“DJ, nothing personal, but you aren’t the caregiver type. I’ll settle for some juice from the fridge. You might burn down the kitchen if you tried to make tea.” Eugenie’s smile was faint but heartfelt. She really didn’t look well, so I let the wisecrack pass.
“Gotcha.” I shuffled into the kitchen, pulled open the door of the old white Frigidaire, and stared at the top shelf. Last time I’d been here, it had contained bottle after bottle of Abita beer and soda. Now, a menagerie of juice filled its shelves—grape, apple, orange, pomegranate. Lots and lots of cranberry. Not a soda in sight, which amounted to gastronomic blasphemy.
Before Eugenie had talked me into staying with her, I’d planned to spend the cold wave in the warm, posh Eudora Welty Suite at the Hotel Monteleone. The lavish suite, which rented for more money per night than I earned in two weeks, currently lay unoccupied.

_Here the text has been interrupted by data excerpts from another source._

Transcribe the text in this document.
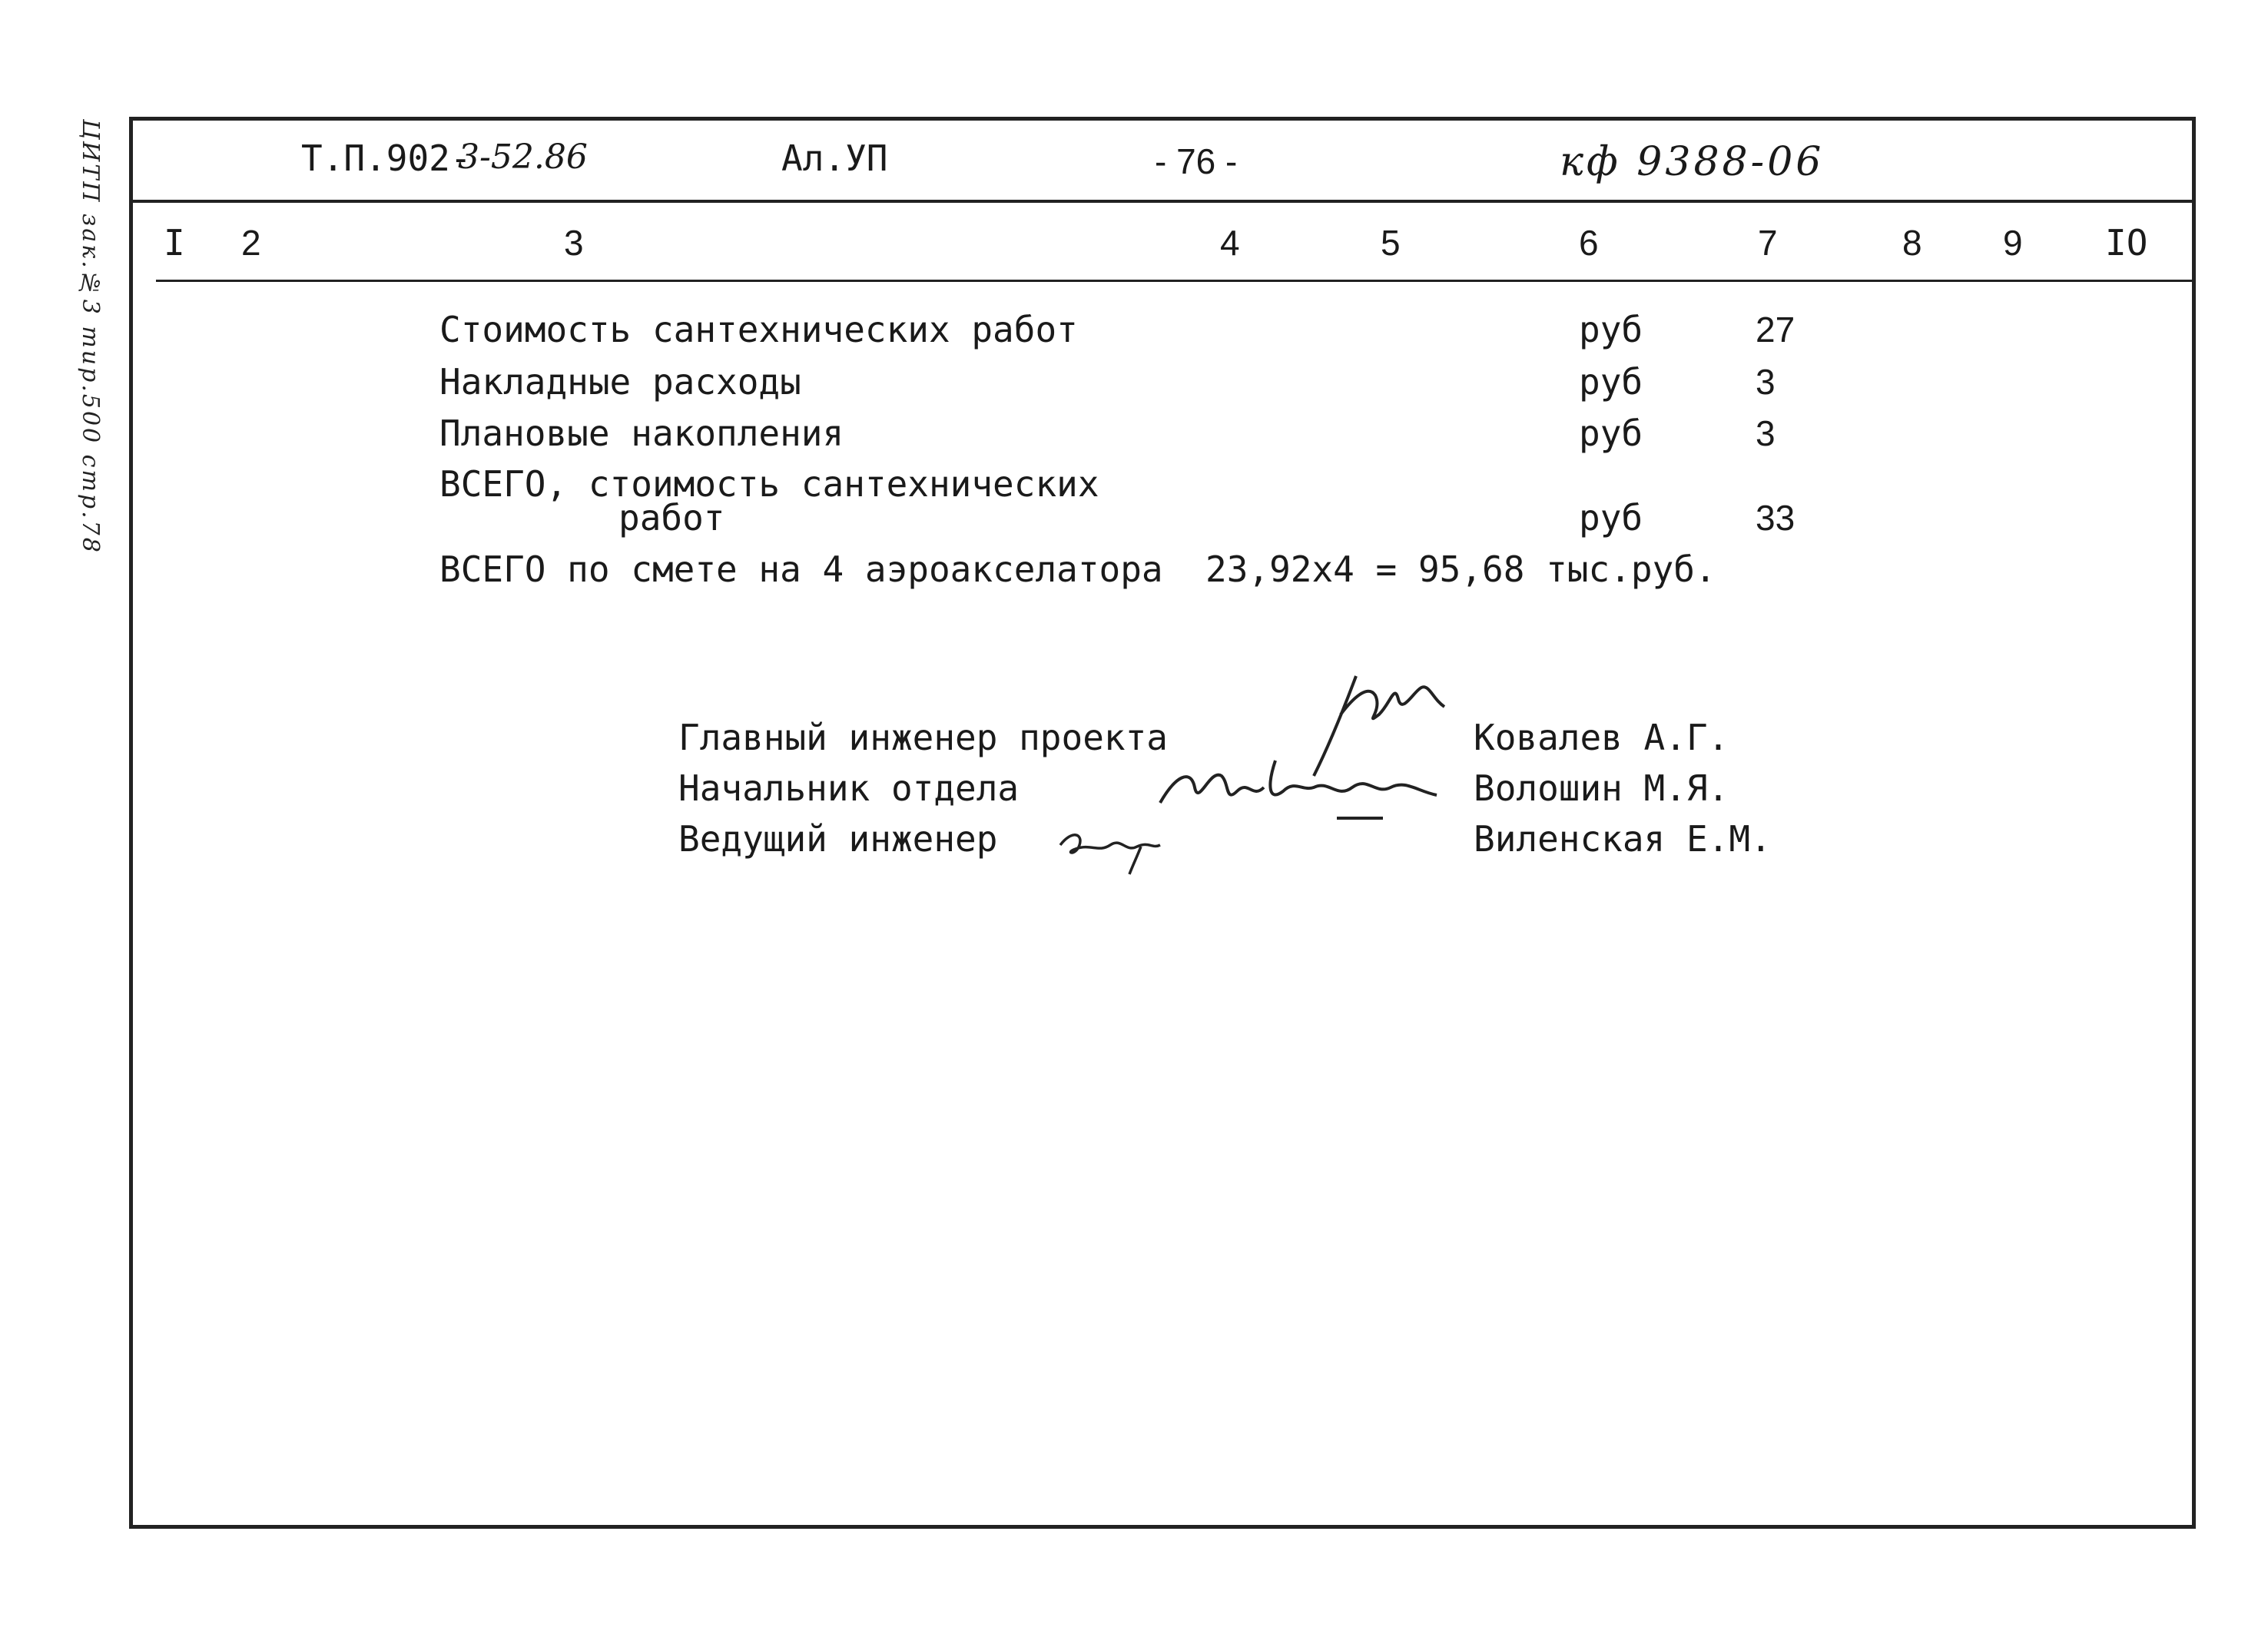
ЦИТП зак.№3 тир.500 стр.78	Т.П.902-
3-52.86	Ал.УП	- 76 -	кф 9388-06
I 2	3	4	5	6	7	8 9 IO
Стоимость сантехнических работ	руб	27
Накладные расходы	руб	3
Плановые накопления	руб	3
ВСЕГО, стоимость сантехнических
работ	руб	33
ВСЕГО по смете на 4 аэроакселатора  23,92х4 = 95,68 тыс.руб.
Главный инженер проекта	Ковалев А.Г.
Начальник отдела	Волошин М.Я.
Ведущий инженер	Виленская Е.М.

Its normal resident, the undead pirate Jean Lafitte, was holed up in his outpost of Old Orleans, a border town between modern New Orleans and the preternatural world Beyond.

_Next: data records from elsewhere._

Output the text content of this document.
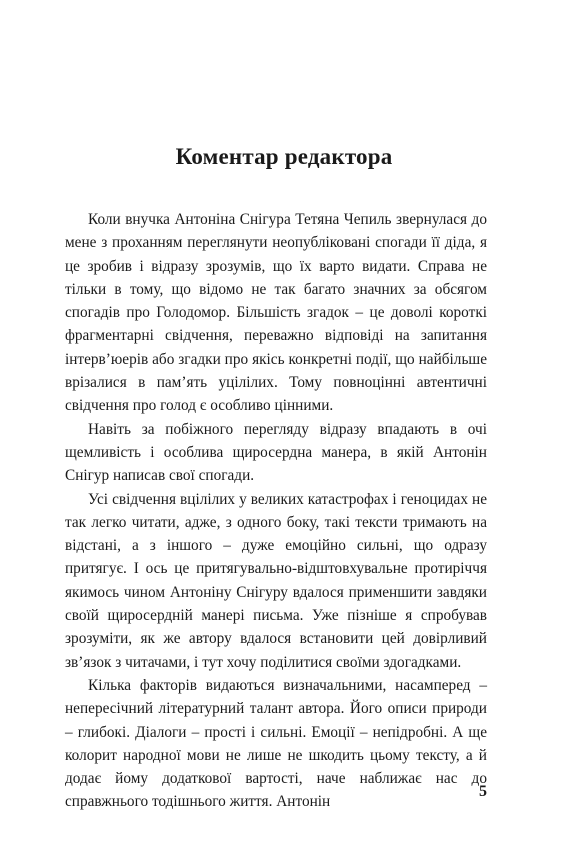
Коментар редактора

Коли внучка Антоніна Снігура Тетяна Чепиль звернулася до мене з проханням переглянути неопубліковані спогади її діда, я це зробив і відразу зрозумів, що їх варто видати. Справа не тільки в тому, що відомо не так багато значних за обсягом спогадів про Голодомор. Більшість згадок – це доволі короткі фрагментарні свідчення, переважно відповіді на запитання інтерв’юерів або згадки про якісь конкретні події, що найбільше врізалися в пам’ять уцілілих. Тому повноцінні автентичні свідчення про голод є особливо цінними.

Навіть за побіжного перегляду відразу впадають в очі щемливість і особлива щиросердна манера, в якій Антонін Снігур написав свої спогади.

Усі свідчення вцілілих у великих катастрофах і геноцидах не так легко читати, адже, з одного боку, такі тексти тримають на відстані, а з іншого – дуже емоційно сильні, що одразу притягує. І ось це притягувально-відштовхувальне протиріччя якимось чином Антоніну Снігуру вдалося применшити завдяки своїй щиросердній манері письма. Уже пізніше я спробував зрозуміти, як же автору вдалося встановити цей довірливий зв’язок з читачами, і тут хочу поділитися своїми здогадками.

Кілька факторів видаються визначальними, насамперед – непересічний літературний талант автора. Його описи природи – глибокі. Діалоги – прості і сильні. Емоції – непідробні. А ще колорит народної мови не лише не шкодить цьому тексту, а й додає йому додаткової вартості, наче наближає нас до справжнього тодішнього життя. Антонін

5
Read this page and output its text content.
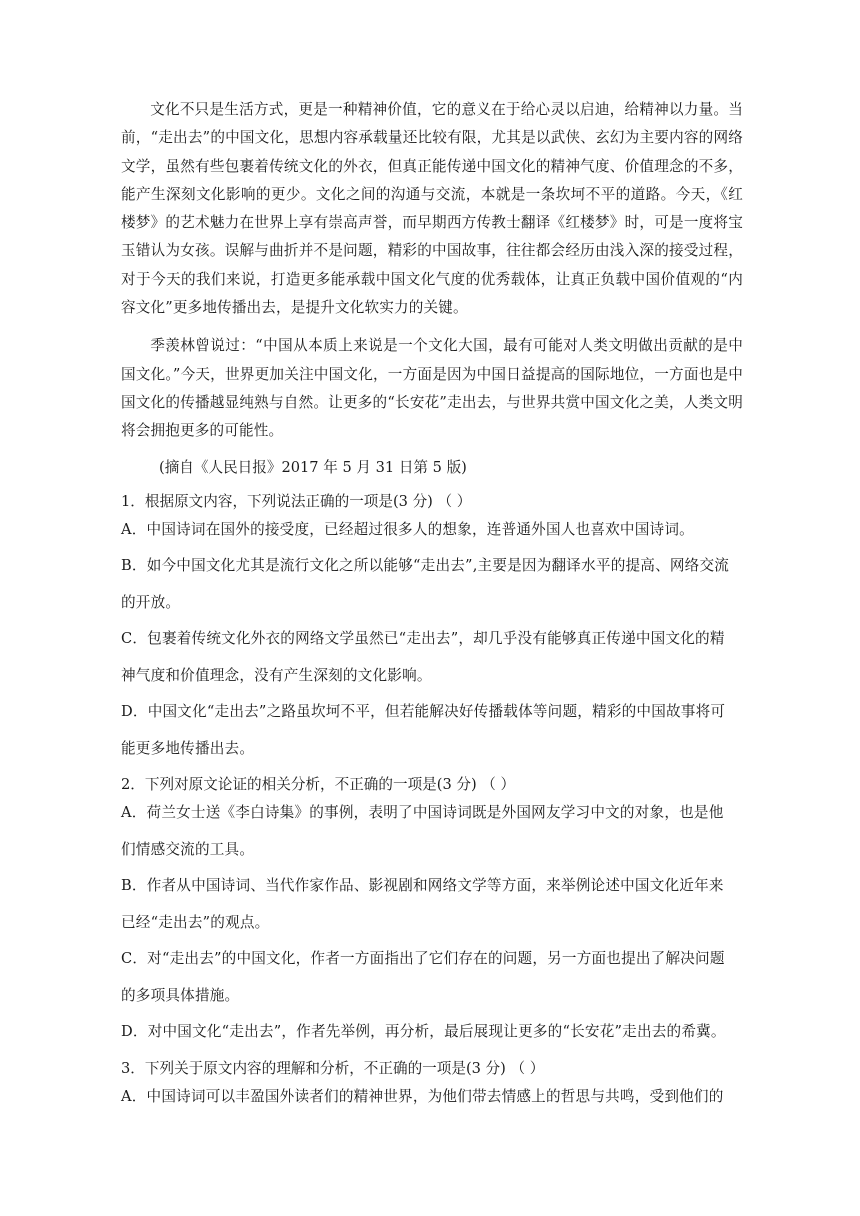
文化不只是生活方式，更是一种精神价值，它的意义在于给心灵以启迪，给精神以力量。当前，“走出去”的中国文化，思想内容承载量还比较有限，尤其是以武侠、玄幻为主要内容的网络文学，虽然有些包裹着传统文化的外衣，但真正能传递中国文化的精神气度、价值理念的不多，能产生深刻文化影响的更少。文化之间的沟通与交流，本就是一条坎坷不平的道路。今天，《红楼梦》的艺术魅力在世界上享有崇高声誉，而早期西方传教士翻译《红楼梦》时，可是一度将宝玉错认为女孩。误解与曲折并不是问题，精彩的中国故事，往往都会经历由浅入深的接受过程，对于今天的我们来说，打造更多能承载中国文化气度的优秀载体，让真正负载中国价值观的“内容文化”更多地传播出去，是提升文化软实力的关键。

季羡林曾说过：“中国从本质上来说是一个文化大国，最有可能对人类文明做出贡献的是中国文化。”今天，世界更加关注中国文化，一方面是因为中国日益提高的国际地位，一方面也是中国文化的传播越显纯熟与自然。让更多的“长安花”走出去，与世界共赏中国文化之美，人类文明将会拥抱更多的可能性。

(摘自《人民日报》2017 年 5 月 31 日第 5 版)

1．根据原文内容，下列说法正确的一项是(3 分) （ ）

A．中国诗词在国外的接受度，已经超过很多人的想象，连普通外国人也喜欢中国诗词。

B．如今中国文化尤其是流行文化之所以能够“走出去”,主要是因为翻译水平的提高、网络交流

的开放。

C．包裹着传统文化外衣的网络文学虽然已“走出去”，却几乎没有能够真正传递中国文化的精

神气度和价值理念，没有产生深刻的文化影响。

D．中国文化“走出去”之路虽坎坷不平，但若能解决好传播载体等问题，精彩的中国故事将可

能更多地传播出去。

2．下列对原文论证的相关分析，不正确的一项是(3 分) （ ）

A．荷兰女士送《李白诗集》的事例，表明了中国诗词既是外国网友学习中文的对象，也是他

们情感交流的工具。

B．作者从中国诗词、当代作家作品、影视剧和网络文学等方面，来举例论述中国文化近年来

已经“走出去”的观点。

C．对“走出去”的中国文化，作者一方面指出了它们存在的问题，另一方面也提出了解决问题

的多项具体措施。

D．对中国文化“走出去”，作者先举例，再分析，最后展现让更多的“长安花”走出去的希冀。

3．下列关于原文内容的理解和分析，不正确的一项是(3 分) （ ）

A．中国诗词可以丰盈国外读者们的精神世界，为他们带去情感上的哲思与共鸣，受到他们的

Ostensibly, he was recuperating from his latest death, one of the subjects the council would be discussing.
In reality, I suspected he was mixing his recovery with a heavy dose of plotting. I expected him to arrive at the Interspecies Council meeting heavily armed and with vengeance on his mind. Jean Lafitte might be handsome and flirtatious, but he was also lethal. He wouldn’t roll over and take an act of betrayal, and he had definitely been betrayed.
I picked a bottle of grape juice and one of apple, and let the fridge door slam shut. Setting the bottles on the counter, I opened the cabinet where Eugenie kept the cups and glasses—or at least she used to. Now, the shelves bulged with protein bars, oats, and honey. A freaking bottle of agave nectar taunted me from the bottom shelf.
The glasses had migrated one cabinet over, and I retrieved a couple for our juice and took them into the living room. “What’s with all the healthy crap in the kitchen? Looks like I need to make a run to the grocery store for real food.”
Because I wasn’t consuming cactus juice, no matter what fancy name one called it.
“Yeah, I threw all my junk food out.” Eugenie had managed to sit up. Forever the hairstylist, she was trying to fluff the bedhead rumples out of her hair. She’d canceled her appointments for the day and closed her salon, Shear Luck, in honor of her illness. “I’m trying to eat healthier.”
“Bad idea.” Speaking selfishly, of course. If Eugenie hopped on the Alex Warin healthy living bandwagon, I’d be riding alone on the fried food train to clogged arteries. Chocoholics needed friends with whom to binge. “Junk food nurtures the spirit. I think there’s scientific research to prove it.”
Eugenie didn’t answer, just poured apple juice into a glass and sipped it. She didn’t look at me. In fact, she’d been withdrawn since I’d arrived a couple of hours ago, overnight bag in hand.
Maybe she regretted the invitation to let a beer-swilling, fried-food-eating houseguest move in, even temporarily. I was okay with that; the Monteleone had an awesome room service menu.
“Look, we’re best friends, right?” I waited until she finally looked up at me. “If you need to do something or I’m getting in the way, tell me. No hard feelings. I can go to Jean’s suite like I’d planned, or stay at Alex’s.” Whether he invited me or not.
To my horror, a stray tear trickled down Eugenie’s cheek. “Please don’t go. I…” She shook her head and resumed her intense gaze at the dark green and rust–colored area rug.
I set my glass of juice on the scuffed coffee table and went to sit on the sofa next to her. We’d been through a lot in the last couple of months, my friend and I. That we were still friends at all—maybe on the way to becoming better friends than before—was a testament more to her than to me. I could admit my own failures. Eugenie Dupre was big-hearted and brave and fiercely loyal, all things I aspired to but didn’t always achieve.
I ignored the pinch of the wrap around my ribs when I settled back on the sofa, and reached out to grasp her hand. “Talk to me.”
More tears, and she wouldn’t look me in the eye. “It’s nothing. Ignore me. Hormones.”
I squeezed her hand. Not buying that one. “This is me, Euge. Don’t give me the ‘hormones’ crap. What’s up?”
She didn’t answer for a long time, but clutched my hand like a lifeline. “Well, it’s about Rand, sort of.”
I should’ve known. That freaking elf Quince Randolph had caused nothing but misery since he’d opened his Plantasy Island nursery across the street, wooed Eugenie as a way to get to me, and turned on her like a snake as soon as he’d found a way to slither into my life for political gain.
She ended up with a broken heart, and I ended up with a lifelong bond to an elven asshat. Frankly, I thought she got the better end of the deal.